多分彼の生きてた年代では『ヤミ金』という言葉は無いだろうが、その走りと言ったところかな?
「ちなみに殺した相手は?」
「彼も地獄に居ましたよ。私より何年も先に地獄に行ったと思いますが、私よりずっと刑期が長いようです。見かけただけで直接対面することはありませんでしたが」
「はぁ、なるほど」
ってことはそいつはいくつも罪を重ねてるってことなんだな。
「まあもう三十年近く経ちますし、すでに地獄を保釈されてるかもしれませんね」
殺人以上の罪を犯しててたった三十年?
「あなたはやむを得なかったとは言え一人の殺人、でも相手はあなたより長いんですよね? ってことは二人以上殺してる可能性があるということになりますよね?」
「そうですね」
「三十年って短すぎませんか?」
「実時間で考えると確かに短いかもしれません。が、地獄の中の時間の感覚は外とは違ってますので三十年は決して短くはないと思います。長くても十年くらいで終わる者がほとんどですので」
十年だとぉ? 人殺しておいて十年って……
それよりも気になるのが――
「地獄の中は時間の感覚が違う?」
「はい、外の時間で一日が地獄内では五百年に相当します」
「ごっ……五百年!? 一日が!?」
「はい。入ってた私自身は何年経過してたのか分かりませんでしたが、そう聞いています」
長っ!? 途方もない時間だ……
「タナカさんは刑期一年ってことは……」
「はい、十八万二千五百年入獄しておりました」
「十八万っ!?」
途方もないどころではない……
「よ、よく自我を保っていられますね……」
「一年、五年、十年と経過していくうちに思考能力も無くなって行き、二十年も経過した頃は苦しみしかありませんでしたよ、ハハハ……自我が戻って来たのは刑期が終わって保釈されてからです」
なるほど、確かに自我保ってたらそんな苦しみ耐えられないかもしれない。
「こちらからも質問良いですか? アルトラ殿はどんな罪を?」
「さ、さあ? 分からないんです」
「分からない? 『言えない』じゃなくて『分からない』んですか?」
「はい」
「閻魔の審判で罪状を聞いているはずですが……」
「私、閻魔の審判受けてないので……」
「どういうことですか!?」
「さ、さあ? それすらも分からないんで……多分生前と姿形が違うのが関係してると思うんですけど、現時点では全く……」
「地獄を出られたのはいつ頃なんですか?」
「私、地獄にも行ってないので……」
「魔界に堕とされたのに地獄に入ってない!? 私、気付いたら地獄に居ましたけど!?」
「私は堕とされた当初から頭がはっきりしていたので地獄に“自分の意思”で行きませんでした」
「そんなことが可能なんですか!? 地獄には意識無い状態で入獄してくるのが普通ですよ!?」
「普通はできないことだと聞きました」
それを言った後に何かに気付いたように私の側頭部辺りを見る。
「…………あっ、その髪の毛の黒いもの、髪飾りかと思ってましたがツノですか?」
「はい」
「生まれ変わりというやつですかね? 悪魔に生まれ変わったとか? だから地獄行きも免除された?」
「あ、悪魔でもないんですけどね……」
「どういうことですか?」
「それはまた教える機会があった時にでも」
「…………そうですか……不思議な方ですね……」
その後少しの雑談。
「今日は楽しいお話ができました。
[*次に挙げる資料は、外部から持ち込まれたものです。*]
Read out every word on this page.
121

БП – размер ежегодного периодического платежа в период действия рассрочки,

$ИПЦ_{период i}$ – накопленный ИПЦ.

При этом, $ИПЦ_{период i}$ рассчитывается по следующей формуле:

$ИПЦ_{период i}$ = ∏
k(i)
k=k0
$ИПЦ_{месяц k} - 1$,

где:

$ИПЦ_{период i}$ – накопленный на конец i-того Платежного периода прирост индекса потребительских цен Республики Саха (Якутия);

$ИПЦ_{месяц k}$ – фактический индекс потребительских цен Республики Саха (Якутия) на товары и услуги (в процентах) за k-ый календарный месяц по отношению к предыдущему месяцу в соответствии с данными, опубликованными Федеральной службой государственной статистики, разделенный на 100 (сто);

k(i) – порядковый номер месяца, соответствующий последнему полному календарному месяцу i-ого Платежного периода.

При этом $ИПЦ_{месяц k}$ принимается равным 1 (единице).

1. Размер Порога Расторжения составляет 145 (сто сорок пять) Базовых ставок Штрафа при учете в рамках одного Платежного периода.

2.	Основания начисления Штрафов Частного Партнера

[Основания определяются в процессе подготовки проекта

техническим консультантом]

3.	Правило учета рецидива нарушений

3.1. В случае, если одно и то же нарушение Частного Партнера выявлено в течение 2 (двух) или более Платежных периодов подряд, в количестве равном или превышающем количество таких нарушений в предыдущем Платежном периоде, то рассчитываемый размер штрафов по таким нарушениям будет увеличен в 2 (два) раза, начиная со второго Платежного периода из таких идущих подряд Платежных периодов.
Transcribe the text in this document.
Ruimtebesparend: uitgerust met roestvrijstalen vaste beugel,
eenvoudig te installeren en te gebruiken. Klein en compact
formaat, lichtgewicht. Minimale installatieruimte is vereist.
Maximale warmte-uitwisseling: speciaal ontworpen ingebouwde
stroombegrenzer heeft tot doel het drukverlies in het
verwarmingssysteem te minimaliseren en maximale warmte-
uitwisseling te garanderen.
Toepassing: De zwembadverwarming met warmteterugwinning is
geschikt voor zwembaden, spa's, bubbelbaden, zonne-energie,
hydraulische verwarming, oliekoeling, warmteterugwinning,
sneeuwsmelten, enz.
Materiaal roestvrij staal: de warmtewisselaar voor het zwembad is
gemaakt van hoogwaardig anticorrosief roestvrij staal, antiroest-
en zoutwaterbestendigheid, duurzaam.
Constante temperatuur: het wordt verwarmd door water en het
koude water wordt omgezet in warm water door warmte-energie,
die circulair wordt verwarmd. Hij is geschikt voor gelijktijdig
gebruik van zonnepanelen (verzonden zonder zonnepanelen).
ここに赴任することになりましたし、またお話しましょう、では」
頭を下げてタナカさんは去って行った。
◇
楽しい話の余韻も束の間、やはりネガティブな話も聞こえてしまう。
「やはり田舎ですな」
「五大国中で比較的自然の多い我が国でも、ここまで田舎ではないですがね」
「田舎臭い服装でしたな」
「家もこじんまりしてましたぞ?」
「「「ハハハハハ」」」
どうやら樹の国の大使館職員のようだ……
近くで聞いていたルークが私に話しかけてきた。
「注意しておきますか?」
「いや、別に良いよ。放っておいても害になることは無いだろうし、まだこの国は貶められるほどの価値は無いからね。彼らの言い分をバネにもっと発展させてやろうよ!」
「そうですね!」
新興国でお金が潤沢にあるわけでもないから、田舎だとバカにされるのはむしろ当然のことだ。重要なのはここからいかに発展していくか。
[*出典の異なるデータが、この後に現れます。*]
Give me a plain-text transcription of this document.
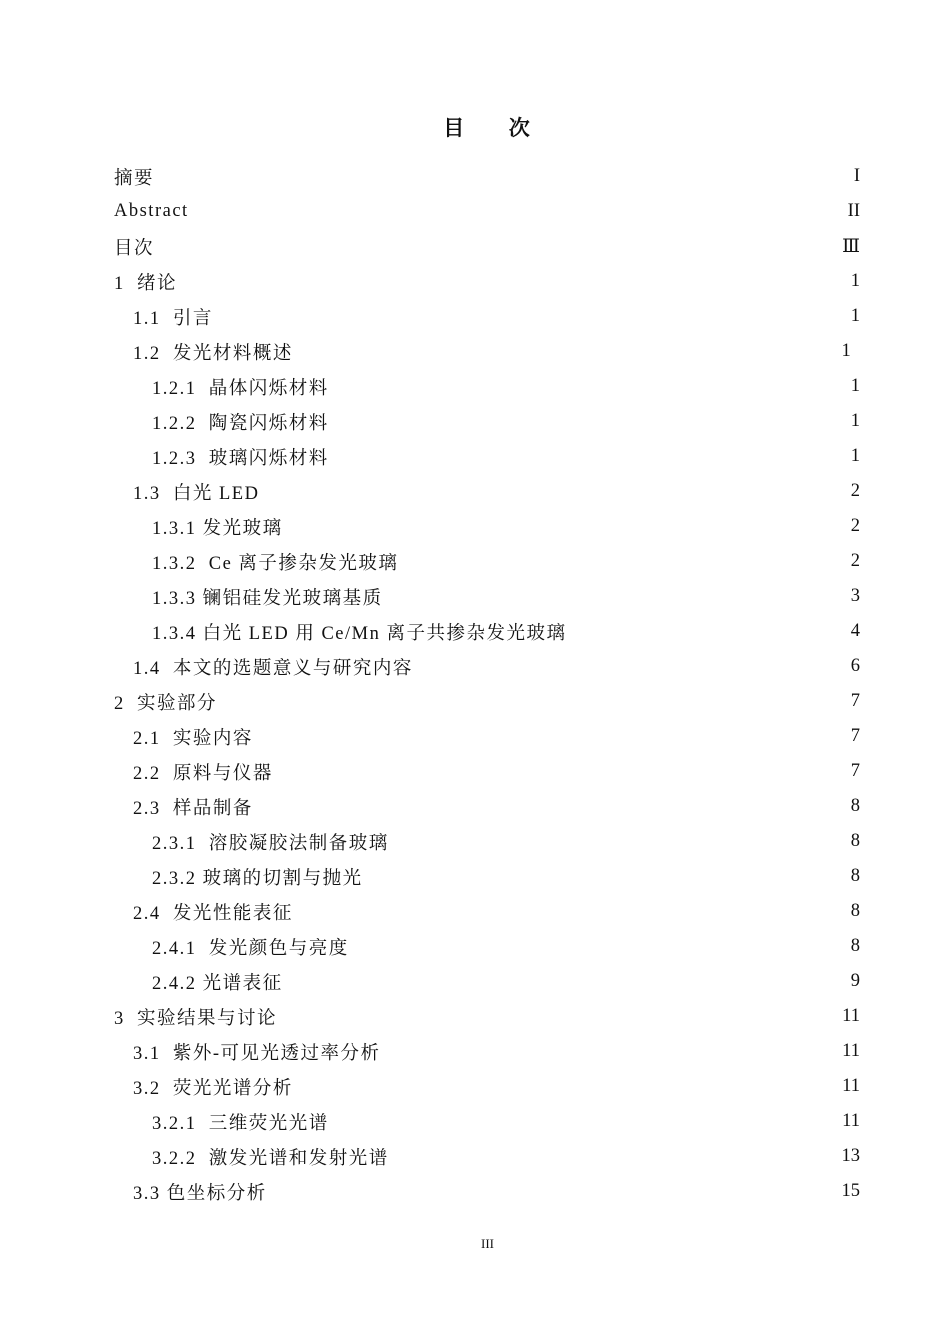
目  次
摘要	I
Abstract	II
目次	Ⅲ
1  绪论	1
1.1  引言	1
1.2  发光材料概述	1
1.2.1  晶体闪烁材料	1
1.2.2  陶瓷闪烁材料	1
1.2.3  玻璃闪烁材料	1
1.3  白光 LED	2
1.3.1 发光玻璃	2
1.3.2  Ce 离子掺杂发光玻璃	2
1.3.3 镧铝硅发光玻璃基质	3
1.3.4 白光 LED 用 Ce/Mn 离子共掺杂发光玻璃	4
1.4  本文的选题意义与研究内容	6
2  实验部分	7
2.1  实验内容	7
2.2  原料与仪器	7
2.3  样品制备	8
2.3.1  溶胶凝胶法制备玻璃	8
2.3.2 玻璃的切割与抛光	8
2.4  发光性能表征	8
2.4.1  发光颜色与亮度	8
2.4.2 光谱表征	9
3  实验结果与讨论	11
3.1  紫外-可见光透过率分析	11
3.2  荧光光谱分析	11
3.2.1  三维荧光光谱	11
3.2.2  激发光谱和发射光谱	13
3.3 色坐标分析	15
III
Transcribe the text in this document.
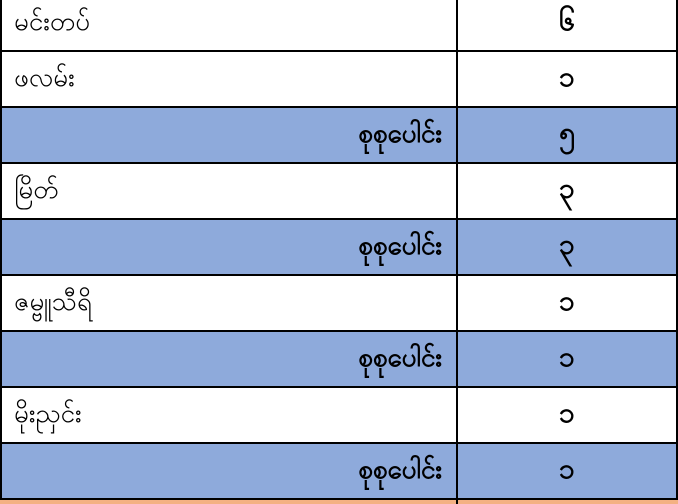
မင်းတပ်	၆
ဖလမ်း	၁
စုစုပေါင်း	၅
မြိတ်	၃
စုစုပေါင်း	၃
ဇမ္ဗူသီရိ	၁
စုစုပေါင်း	၁
မိုးညှင်း	၁
စုစုပေါင်း	၁
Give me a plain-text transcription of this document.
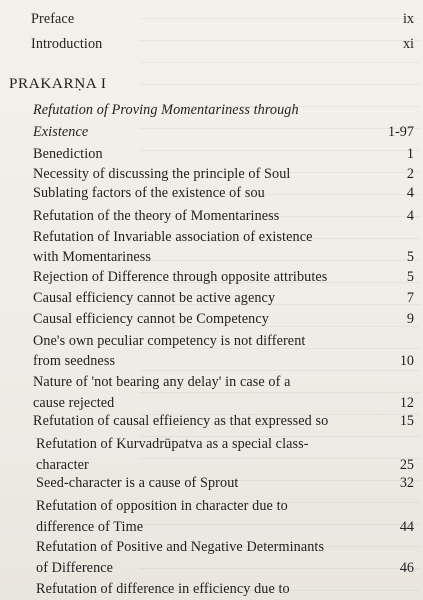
Preface	ix
Introduction	xi
PRAKARṆA I
Refutation of Proving Momentariness through
Existence	1-97
Benediction	1
Necessity of discussing the principle of Soul	2
Sublating factors of the existence of sou	4
Refutation of the theory of Momentariness	4
Refutation of Invariable association of existence
with Momentariness	5
Rejection of Difference through opposite attributes	5
Causal efficiency cannot be active agency	7
Causal efficiency cannot be Competency	9
One's own peculiar competency is not different
from seedness	10
Nature of 'not bearing any delay' in case of a
cause rejected	12
Refutation of causal effieiency as that expressed so	15
Refutation of Kurvadrūpatva as a special class-
character	25
Seed-character is a cause of Sprout	32
Refutation of opposition in character due to
difference of Time	44
Refutation of Positive and Negative Determinants
of Difference	46
Refutation of difference in efficiency due to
が、それを聞いていたらしい樹の国大使トレシアさんが口を出した。
「あなたたち!」
「「あ、トレシア様……」」
「ぐちぐち言ってないで、発展をお手伝いするのがわたくしたちの役目でしょう?」
「しかし他国ですので……」
「他国なら尚更誠実に業務を行うのが当然だと思いますが? 現地に居ながらその国を貶めるような発言は慎んでください」
「も、申し訳ありません……以後気を付けます……」
こちらとしては各国に気を遣わなければならないかなり弱い立場のため、自国の職員をきちんと叱ってもらえてありがたい。
その後、教師派遣の話が風の国以外からも話題になり、図書館の本を寄贈の話があり、発電施設の進捗の話があり、より美味しい作物の作り方の話になりと、様々な話をし無事晩餐会の幕は閉じた。